Dimensions of Affect, Mood, And Neural Circuitry 
Underlying Distress
Diamond                 Study

The Diamond Study takes place over a span of several visits; the number of visits is dependent upon whether participants are eligible to participate. The study begins with a brief telephone screen to determine eligibility. If eligible, participants will then come in for a clinical evaluation/screening visit involving multiple  self-report questionnaires. That visit takes approximately 3-4 hours. Subjects will be paid for their participation for each visit.


If the subject is still eligible for the study at that point, they will be scheduled for an fMRI scan.


Scans take place at the University of Pittsburgh Medical Center inside Presbyterian Hospital at the Magnetic Resonance Research Center (MRRC), which is located at this link.

What to Expect

What is fMRI?

Functional magnetic  resonance imaging (fMRI) is used to measure changes in blood flow to certain areas of the brain as people perform certain cognitive and emotion tasks. In this study, we use fMRI to help us understand how the brain works in people experiencing distress.  

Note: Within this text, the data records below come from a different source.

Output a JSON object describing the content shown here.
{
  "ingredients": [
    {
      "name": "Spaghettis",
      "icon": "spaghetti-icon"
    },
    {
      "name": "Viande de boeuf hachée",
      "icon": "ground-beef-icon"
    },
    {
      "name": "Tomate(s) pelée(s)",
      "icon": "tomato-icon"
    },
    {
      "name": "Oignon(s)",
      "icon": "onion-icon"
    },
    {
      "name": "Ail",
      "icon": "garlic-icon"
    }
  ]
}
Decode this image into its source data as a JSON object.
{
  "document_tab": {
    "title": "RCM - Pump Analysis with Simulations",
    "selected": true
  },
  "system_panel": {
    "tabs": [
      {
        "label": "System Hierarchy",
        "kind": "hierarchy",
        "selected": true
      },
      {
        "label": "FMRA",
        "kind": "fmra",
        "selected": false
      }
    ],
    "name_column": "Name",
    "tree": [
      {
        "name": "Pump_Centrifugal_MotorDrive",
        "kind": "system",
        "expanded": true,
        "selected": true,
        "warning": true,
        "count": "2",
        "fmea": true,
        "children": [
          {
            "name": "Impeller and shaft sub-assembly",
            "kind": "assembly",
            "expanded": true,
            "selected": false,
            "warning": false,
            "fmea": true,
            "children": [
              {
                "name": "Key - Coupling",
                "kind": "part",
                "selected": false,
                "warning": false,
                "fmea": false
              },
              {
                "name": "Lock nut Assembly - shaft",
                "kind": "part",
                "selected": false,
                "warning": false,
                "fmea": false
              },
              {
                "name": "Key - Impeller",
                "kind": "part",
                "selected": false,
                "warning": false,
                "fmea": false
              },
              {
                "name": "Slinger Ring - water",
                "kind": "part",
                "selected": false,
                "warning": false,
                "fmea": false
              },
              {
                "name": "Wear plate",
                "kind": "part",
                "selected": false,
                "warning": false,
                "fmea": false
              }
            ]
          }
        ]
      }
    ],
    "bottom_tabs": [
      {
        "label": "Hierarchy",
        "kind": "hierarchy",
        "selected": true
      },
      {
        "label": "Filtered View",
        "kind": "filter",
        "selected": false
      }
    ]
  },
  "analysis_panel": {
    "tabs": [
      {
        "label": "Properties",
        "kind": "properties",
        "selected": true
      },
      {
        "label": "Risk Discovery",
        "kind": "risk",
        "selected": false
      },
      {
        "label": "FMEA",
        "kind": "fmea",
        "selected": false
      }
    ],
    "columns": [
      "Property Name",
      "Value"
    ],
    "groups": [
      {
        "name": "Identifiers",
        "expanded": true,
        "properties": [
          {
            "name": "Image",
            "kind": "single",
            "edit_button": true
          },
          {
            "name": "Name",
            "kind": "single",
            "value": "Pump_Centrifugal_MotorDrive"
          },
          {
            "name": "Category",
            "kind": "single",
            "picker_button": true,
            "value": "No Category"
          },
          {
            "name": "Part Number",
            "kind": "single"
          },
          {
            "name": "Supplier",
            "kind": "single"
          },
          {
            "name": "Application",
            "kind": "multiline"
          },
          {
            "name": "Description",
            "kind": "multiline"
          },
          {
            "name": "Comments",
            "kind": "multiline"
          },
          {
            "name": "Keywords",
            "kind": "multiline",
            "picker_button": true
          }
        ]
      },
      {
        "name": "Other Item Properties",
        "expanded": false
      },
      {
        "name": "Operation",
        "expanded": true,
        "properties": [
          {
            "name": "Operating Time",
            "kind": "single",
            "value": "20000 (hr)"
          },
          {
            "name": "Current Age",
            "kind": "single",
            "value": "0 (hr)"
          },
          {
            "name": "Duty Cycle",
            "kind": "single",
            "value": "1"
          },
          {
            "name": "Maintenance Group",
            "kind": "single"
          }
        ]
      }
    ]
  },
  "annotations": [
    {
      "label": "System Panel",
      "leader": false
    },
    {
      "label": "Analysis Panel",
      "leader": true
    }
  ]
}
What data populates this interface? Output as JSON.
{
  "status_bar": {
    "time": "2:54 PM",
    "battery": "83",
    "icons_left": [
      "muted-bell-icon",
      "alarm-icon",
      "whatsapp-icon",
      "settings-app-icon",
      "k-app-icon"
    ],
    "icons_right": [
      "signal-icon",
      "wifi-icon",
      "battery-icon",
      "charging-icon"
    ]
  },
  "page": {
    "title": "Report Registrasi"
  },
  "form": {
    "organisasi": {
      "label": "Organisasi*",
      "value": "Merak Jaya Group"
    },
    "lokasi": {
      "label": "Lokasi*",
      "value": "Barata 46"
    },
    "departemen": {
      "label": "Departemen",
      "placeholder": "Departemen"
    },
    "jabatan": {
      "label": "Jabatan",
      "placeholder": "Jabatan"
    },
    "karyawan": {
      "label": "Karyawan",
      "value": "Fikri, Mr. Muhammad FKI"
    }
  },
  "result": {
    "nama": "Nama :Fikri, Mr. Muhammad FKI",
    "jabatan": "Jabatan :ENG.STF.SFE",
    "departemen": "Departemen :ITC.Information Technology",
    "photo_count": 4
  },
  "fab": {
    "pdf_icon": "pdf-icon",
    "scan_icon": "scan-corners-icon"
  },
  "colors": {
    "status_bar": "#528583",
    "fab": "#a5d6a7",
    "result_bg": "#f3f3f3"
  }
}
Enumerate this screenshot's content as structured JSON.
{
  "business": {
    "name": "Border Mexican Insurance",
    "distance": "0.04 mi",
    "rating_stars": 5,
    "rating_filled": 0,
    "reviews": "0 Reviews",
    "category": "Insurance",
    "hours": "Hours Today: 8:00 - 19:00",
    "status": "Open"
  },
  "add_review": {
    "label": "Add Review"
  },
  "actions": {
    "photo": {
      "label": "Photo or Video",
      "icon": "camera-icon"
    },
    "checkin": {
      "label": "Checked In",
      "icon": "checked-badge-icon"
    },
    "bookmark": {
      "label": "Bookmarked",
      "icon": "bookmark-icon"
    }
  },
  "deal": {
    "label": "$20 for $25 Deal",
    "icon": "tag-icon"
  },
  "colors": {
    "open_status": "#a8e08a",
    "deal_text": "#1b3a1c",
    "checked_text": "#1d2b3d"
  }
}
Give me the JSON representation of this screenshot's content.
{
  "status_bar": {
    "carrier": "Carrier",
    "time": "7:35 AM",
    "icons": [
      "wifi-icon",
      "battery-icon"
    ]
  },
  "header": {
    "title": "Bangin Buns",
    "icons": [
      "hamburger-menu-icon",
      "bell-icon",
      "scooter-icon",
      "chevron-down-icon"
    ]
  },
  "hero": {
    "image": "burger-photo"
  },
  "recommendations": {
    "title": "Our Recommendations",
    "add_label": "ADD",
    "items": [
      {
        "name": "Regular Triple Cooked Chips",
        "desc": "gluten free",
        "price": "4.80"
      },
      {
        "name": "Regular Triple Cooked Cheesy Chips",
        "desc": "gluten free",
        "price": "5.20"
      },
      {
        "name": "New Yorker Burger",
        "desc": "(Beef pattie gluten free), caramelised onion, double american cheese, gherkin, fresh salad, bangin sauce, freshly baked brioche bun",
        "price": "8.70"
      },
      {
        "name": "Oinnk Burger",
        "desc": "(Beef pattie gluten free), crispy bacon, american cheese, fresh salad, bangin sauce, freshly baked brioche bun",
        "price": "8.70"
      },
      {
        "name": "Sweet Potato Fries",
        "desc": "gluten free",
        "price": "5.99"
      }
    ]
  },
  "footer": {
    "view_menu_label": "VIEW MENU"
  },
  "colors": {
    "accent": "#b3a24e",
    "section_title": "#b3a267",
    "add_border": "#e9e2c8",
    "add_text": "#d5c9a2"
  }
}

Subjects will lie on a table that moves part way into a large tube containing a magnetic field.  A cylinder-like coil is placed around the subject’s head as the images are taken and the participant is asked to keep still during this time.  


The imaging cannot be felt and the procedure is non-invasive. There is only one fMRI session during the study. The remainder of sessions are follow-up visits involving the completion of questionnaires.